In a joint press conference following their meeting, Macron said he understood that the Irish economic model is “based on very low corporate tax in some ways,” but said the world will be different after Covid.
“Don’t put pressure on”
However, he insisted not to push Ireland in any particular direction. “I’m not one to put pressure on my boyfriend,” he said. “I want to believe that we will find the right path together because it makes sense.”
But, he said, citizens “want us to change a system” that allows multinationals to avoid taxes while small businesses have to pay. “I’m confident, but I’m not putting any pressure on, I’m working with your Taoiseach,” he said.

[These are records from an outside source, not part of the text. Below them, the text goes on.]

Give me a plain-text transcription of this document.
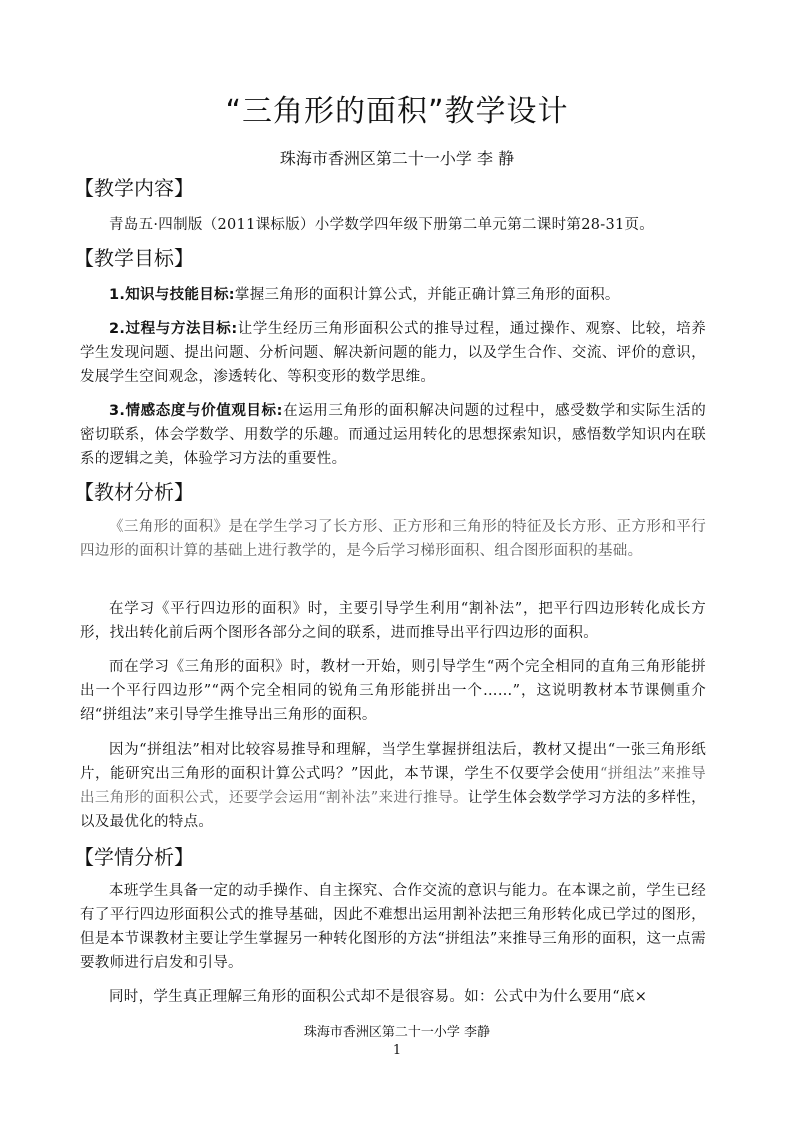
“三角形的面积”教学设计
珠海市香洲区第二十一小学 李 静
【教学内容】
青岛五·四制版（2011课标版）小学数学四年级下册第二单元第二课时第28-31页。
【教学目标】
1.知识与技能目标:掌握三角形的面积计算公式，并能正确计算三角形的面积。
2.过程与方法目标:让学生经历三角形面积公式的推导过程，通过操作、观察、比较，培养学生发现问题、提出问题、分析问题、解决新问题的能力，以及学生合作、交流、评价的意识，发展学生空间观念，渗透转化、等积变形的数学思维。
3.情感态度与价值观目标:在运用三角形的面积解决问题的过程中，感受数学和实际生活的密切联系，体会学数学、用数学的乐趣。而通过运用转化的思想探索知识，感悟数学知识内在联系的逻辑之美，体验学习方法的重要性。
【教材分析】
《三角形的面积》是在学生学习了长方形、正方形和三角形的特征及长方形、正方形和平行四边形的面积计算的基础上进行教学的，是今后学习梯形面积、组合图形面积的基础。
在学习《平行四边形的面积》时，主要引导学生利用“割补法”，把平行四边形转化成长方形，找出转化前后两个图形各部分之间的联系，进而推导出平行四边形的面积。
而在学习《三角形的面积》时，教材一开始，则引导学生“两个完全相同的直角三角形能拼出一个平行四边形”“两个完全相同的锐角三角形能拼出一个……”，这说明教材本节课侧重介绍“拼组法”来引导学生推导出三角形的面积。
因为“拼组法”相对比较容易推导和理解，当学生掌握拼组法后，教材又提出“一张三角形纸片，能研究出三角形的面积计算公式吗？”因此，本节课，学生不仅要学会使用“拼组法”来推导出三角形的面积公式，还要学会运用“割补法”来进行推导。让学生体会数学学习方法的多样性，以及最优化的特点。
【学情分析】
本班学生具备一定的动手操作、自主探究、合作交流的意识与能力。在本课之前，学生已经有了平行四边形面积公式的推导基础，因此不难想出运用割补法把三角形转化成已学过的图形，但是本节课教材主要让学生掌握另一种转化图形的方法“拼组法”来推导三角形的面积，这一点需要教师进行启发和引导。
同时，学生真正理解三角形的面积公式却不是很容易。如：公式中为什么要用“底×
珠海市香洲区第二十一小学 李静
1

But there was obviously tension on this issue. A senior French source said of the process that “a grain of sand is in the mechanism and the grain of sand is Ireland,” while senior Irish sources admitted that difficult negotiations are ahead in the months ahead, with Ireland in an isolated position.
Ireland remains one of the last holdouts to refuse to support the OECD plan. Although Mr Macron said he was not trying to pressure Ireland, one Irish person said that was exactly what happened: “They pushed for us to join the OECD.”
However, the general mood of the meeting was overwhelmingly positive, officials said, with both leaders underscoring their support for a wide range of issues and commitment to shared EU approaches to international challenges such as migration and climate change.
The French also gave warm words of support for the Northern Ireland Protocol and Brexit. Both heads of state and government insisted that the UK must abide by the arrangements to leave the EU, but Mr Macron also had another message for Mr Martin in support of French support on the Brexit and protocol issue: “To be very clear , we’ll never let you down. “
Macron had previously met President Michael D. Higgins in Áras an Uachtaráin, where they discussed the future of Europe with writers and intellectuals.
After meeting Mr. Martin in the government buildings, he attended Trinity College Dublin and the Guinness Storehouse before returning to the Áras for a working lunch with Mr. Higgins.
He returned to Paris late Thursday evening.